After India gained independence in 1947, my friend Janet Mace and I were invited to join the Moral Re-Armament (MRA) movement's campaign, headed by Rajmohan Gandhi, Mahatma Gandhi's grandson, to build a 'clean, strong and united' democracy. The campaign involved people from all religions, and for Janet, who has died aged 86, it was a life of faith and prayer.

Janet Mace
Janet Mace
We were given generous hospitality in India. During a campaign in Kolkata, we showed a film in cinemas, inviting parties from schools and women's clubs. In Mumbai we stayed in a noisy, crowded area. At night we could tell the time by the Hindi songs belting out from the cinema. We were lent a bungalow at Juhu beach, where the cook made shrimp curry for Christmas lunch. We would swim early in the morning before leaving for the city in our Morris Minor. We visited the hill town of Panchgani, little thinking one day there would be a thriving MRA centre there and that we would return many times.

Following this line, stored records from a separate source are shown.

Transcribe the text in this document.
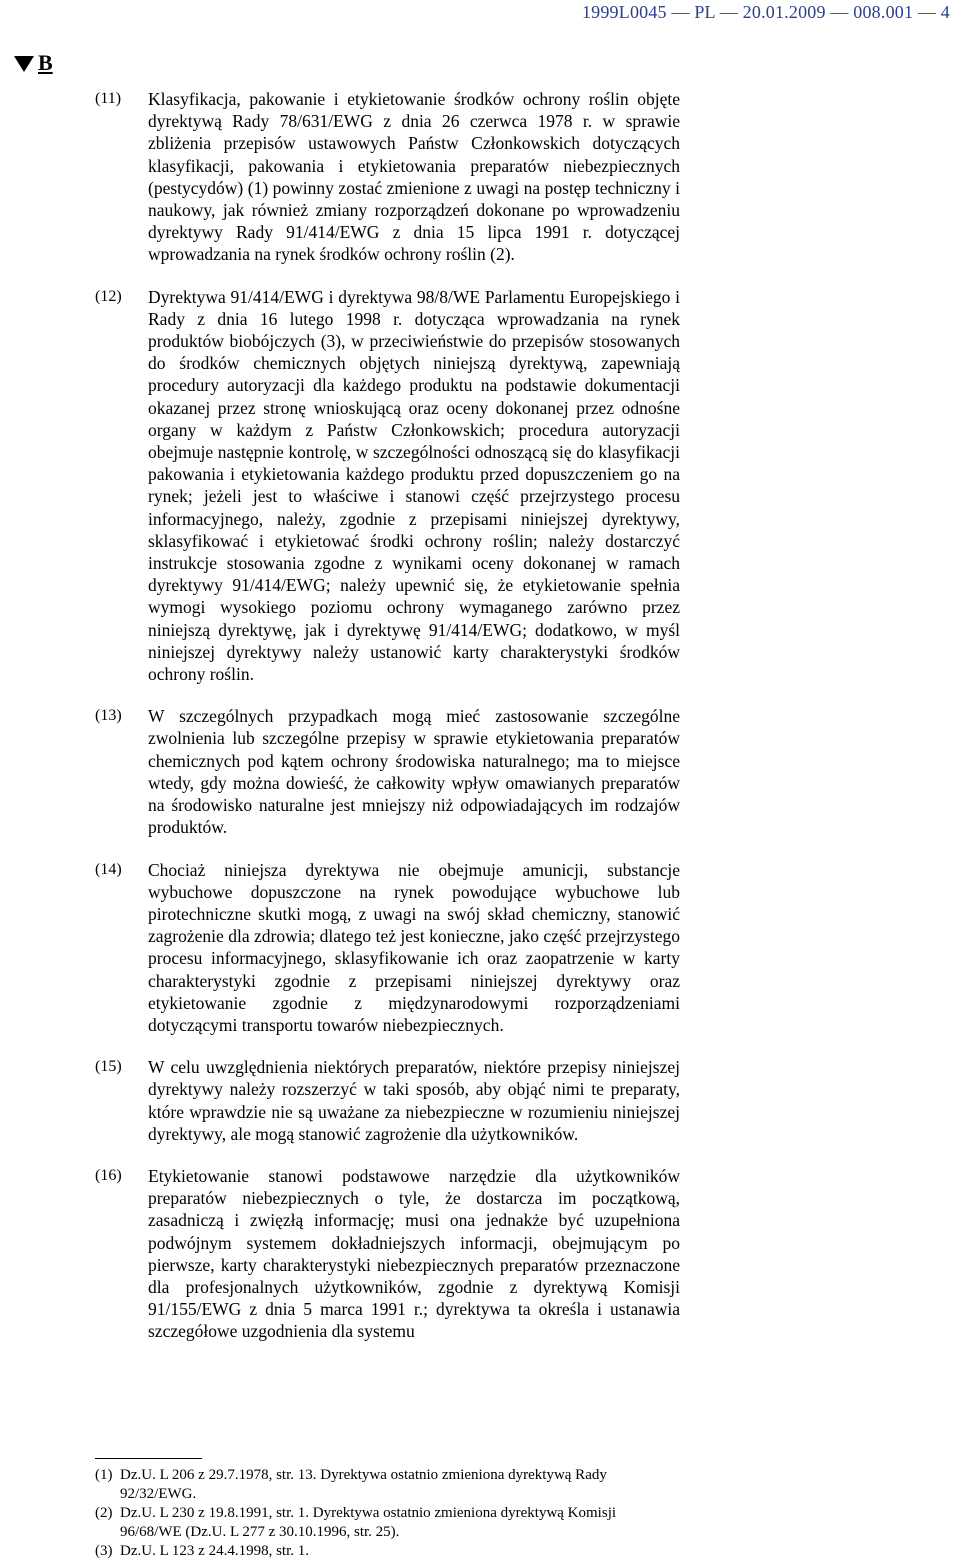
1999L0045 — PL — 20.01.2009 — 008.001 — 4
B
(11)	Klasyfikacja, pakowanie i etykietowanie środków ochrony roślin objęte dyrektywą Rady 78/631/EWG z dnia 26 czerwca 1978 r. w sprawie zbliżenia przepisów ustawowych Państw Członkowskich dotyczących klasyfikacji, pakowania i etykietowania preparatów niebezpiecznych (pestycydów) (1) powinny zostać zmienione z uwagi na postęp techniczny i naukowy, jak również zmiany rozporządzeń dokonane po wprowadzeniu dyrektywy Rady 91/414/EWG z dnia 15 lipca 1991 r. dotyczącej wprowadzania na rynek środków ochrony roślin (2).
(12)	Dyrektywa 91/414/EWG i dyrektywa 98/8/WE Parlamentu Europejskiego i Rady z dnia 16 lutego 1998 r. dotycząca wprowadzania na rynek produktów biobójczych (3), w przeciwieństwie do przepisów stosowanych do środków chemicznych objętych niniejszą dyrektywą, zapewniają procedury autoryzacji dla każdego produktu na podstawie dokumentacji okazanej przez stronę wnioskującą oraz oceny dokonanej przez odnośne organy w każdym z Państw Członkowskich; procedura autoryzacji obejmuje następnie kontrolę, w szczególności odnoszącą się do klasyfikacji pakowania i etykietowania każdego produktu przed dopuszczeniem go na rynek; jeżeli jest to właściwe i stanowi część przejrzystego procesu informacyjnego, należy, zgodnie z przepisami niniejszej dyrektywy, sklasyfikować i etykietować środki ochrony roślin; należy dostarczyć instrukcje stosowania zgodne z wynikami oceny dokonanej w ramach dyrektywy 91/414/EWG; należy upewnić się, że etykietowanie spełnia wymogi wysokiego poziomu ochrony wymaganego zarówno przez niniejszą dyrektywę, jak i dyrektywę 91/414/EWG; dodatkowo, w myśl niniejszej dyrektywy należy ustanowić karty charakterystyki środków ochrony roślin.
(13)	W szczególnych przypadkach mogą mieć zastosowanie szczególne zwolnienia lub szczególne przepisy w sprawie etykietowania preparatów chemicznych pod kątem ochrony środowiska naturalnego; ma to miejsce wtedy, gdy można dowieść, że całkowity wpływ omawianych preparatów na środowisko naturalne jest mniejszy niż odpowiadających im rodzajów produktów.
(14)	Chociaż niniejsza dyrektywa nie obejmuje amunicji, substancje wybuchowe dopuszczone na rynek powodujące wybuchowe lub pirotechniczne skutki mogą, z uwagi na swój skład chemiczny, stanowić zagrożenie dla zdrowia; dlatego też jest konieczne, jako część przejrzystego procesu informacyjnego, sklasyfikowanie ich oraz zaopatrzenie w karty charakterystyki zgodnie z przepisami niniejszej dyrektywy oraz etykietowanie zgodnie z międzynarodowymi rozporządzeniami dotyczącymi transportu towarów niebezpiecznych.
(15)	W celu uwzględnienia niektórych preparatów, niektóre przepisy niniejszej dyrektywy należy rozszerzyć w taki sposób, aby objąć nimi te preparaty, które wprawdzie nie są uważane za niebezpieczne w rozumieniu niniejszej dyrektywy, ale mogą stanowić zagrożenie dla użytkowników.
(16)	Etykietowanie stanowi podstawowe narzędzie dla użytkowników preparatów niebezpiecznych o tyle, że dostarcza im początkową, zasadniczą i zwięzłą informację; musi ona jednakże być uzupełniona podwójnym systemem dokładniejszych informacji, obejmującym po pierwsze, karty charakterystyki niebezpiecznych preparatów przeznaczone dla profesjonalnych użytkowników, zgodnie z dyrektywą Komisji 91/155/EWG z dnia 5 marca 1991 r.; dyrektywa ta określa i ustanawia szczegółowe uzgodnienia dla systemu
(1) Dz.U. L 206 z 29.7.1978, str. 13. Dyrektywa ostatnio zmieniona dyrektywą Rady 92/32/EWG.
(2) Dz.U. L 230 z 19.8.1991, str. 1. Dyrektywa ostatnio zmieniona dyrektywą Komisji 96/68/WE (Dz.U. L 277 z 30.10.1996, str. 25).
(3) Dz.U. L 123 z 24.4.1998, str. 1.
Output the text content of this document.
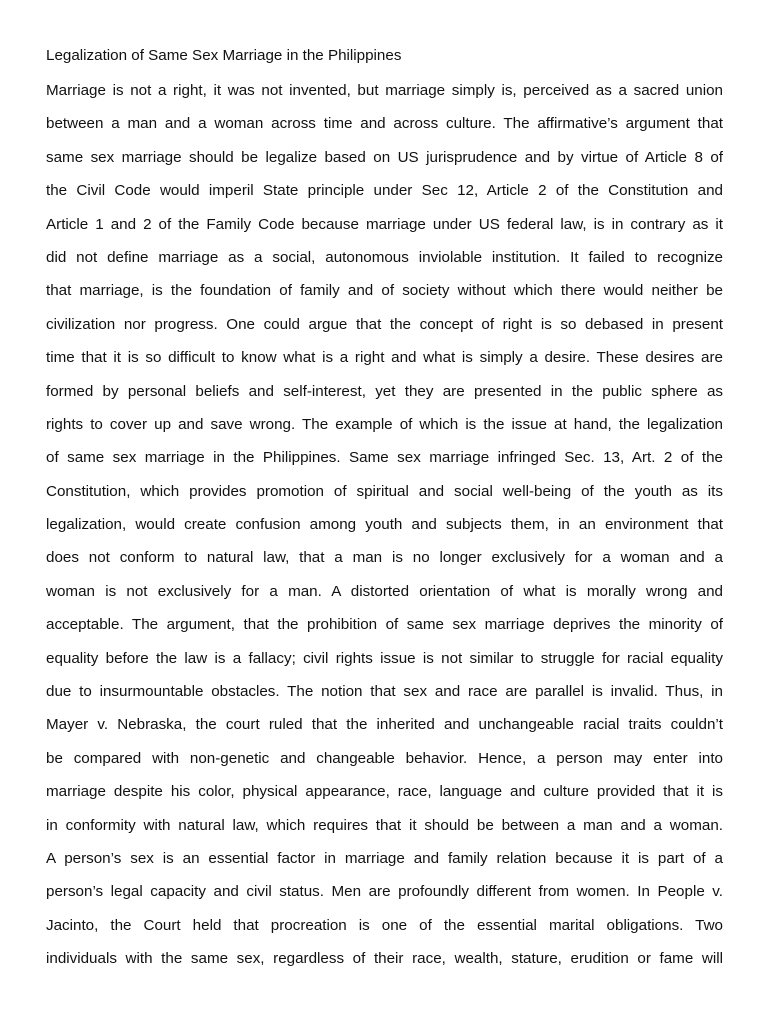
Legalization of Same Sex Marriage in the Philippines
Marriage is not a right, it was not invented, but marriage simply is, perceived as a sacred union
between a man and a woman across time and across culture. The affirmative’s argument that
same sex marriage should be legalize based on US jurisprudence and by virtue of Article 8 of
the Civil Code would imperil State principle under Sec 12, Article 2 of the Constitution and
Article 1 and 2 of the Family Code because marriage under US federal law, is in contrary as it
did not define marriage as a social, autonomous inviolable institution. It failed to recognize
that marriage, is the foundation of family and of society without which there would neither be
civilization nor progress. One could argue that the concept of right is so debased in present
time that it is so difficult to know what is a right and what is simply a desire. These desires are
formed by personal beliefs and self-interest, yet they are presented in the public sphere as
rights to cover up and save wrong. The example of which is the issue at hand, the legalization
of same sex marriage in the Philippines. Same sex marriage infringed Sec. 13, Art. 2 of the
Constitution, which provides promotion of spiritual and social well-being of the youth as its
legalization, would create confusion among youth and subjects them, in an environment that
does not conform to natural law, that a man is no longer exclusively for a woman and a
woman is not exclusively for a man. A distorted orientation of what is morally wrong and
acceptable. The argument, that the prohibition of same sex marriage deprives the minority of
equality before the law is a fallacy; civil rights issue is not similar to struggle for racial equality
due to insurmountable obstacles. The notion that sex and race are parallel is invalid. Thus, in
Mayer v. Nebraska, the court ruled that the inherited and unchangeable racial traits couldn’t
be compared with non-genetic and changeable behavior. Hence, a person may enter into
marriage despite his color, physical appearance, race, language and culture provided that it is
in conformity with natural law, which requires that it should be between a man and a woman.
A person’s sex is an essential factor in marriage and family relation because it is part of a
person’s legal capacity and civil status. Men are profoundly different from women. In People v.
Jacinto, the Court held that procreation is one of the essential marital obligations. Two
individuals with the same sex, regardless of their race, wealth, stature, erudition or fame will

Janet was born in Poole, Dorset. She attended Talbot Heath school in Bournemouth, and later Horsham high school. She was a Wren during the second world war. It was through her parents that she became involved with MRA, serving in India for 14 years and also in New Zealand, Fiji, Tonga and Britain. She loved writing and published a collection of her poems under the title Time for Courage.

She always thought about helping others. I often called her Saint Janet, thanks to her sense of duty, dedication and devotion, to God and her friends.

Fiona Daukes

This obituary first appeared in The Guardian, 15 December 2011, in its Other Lives column.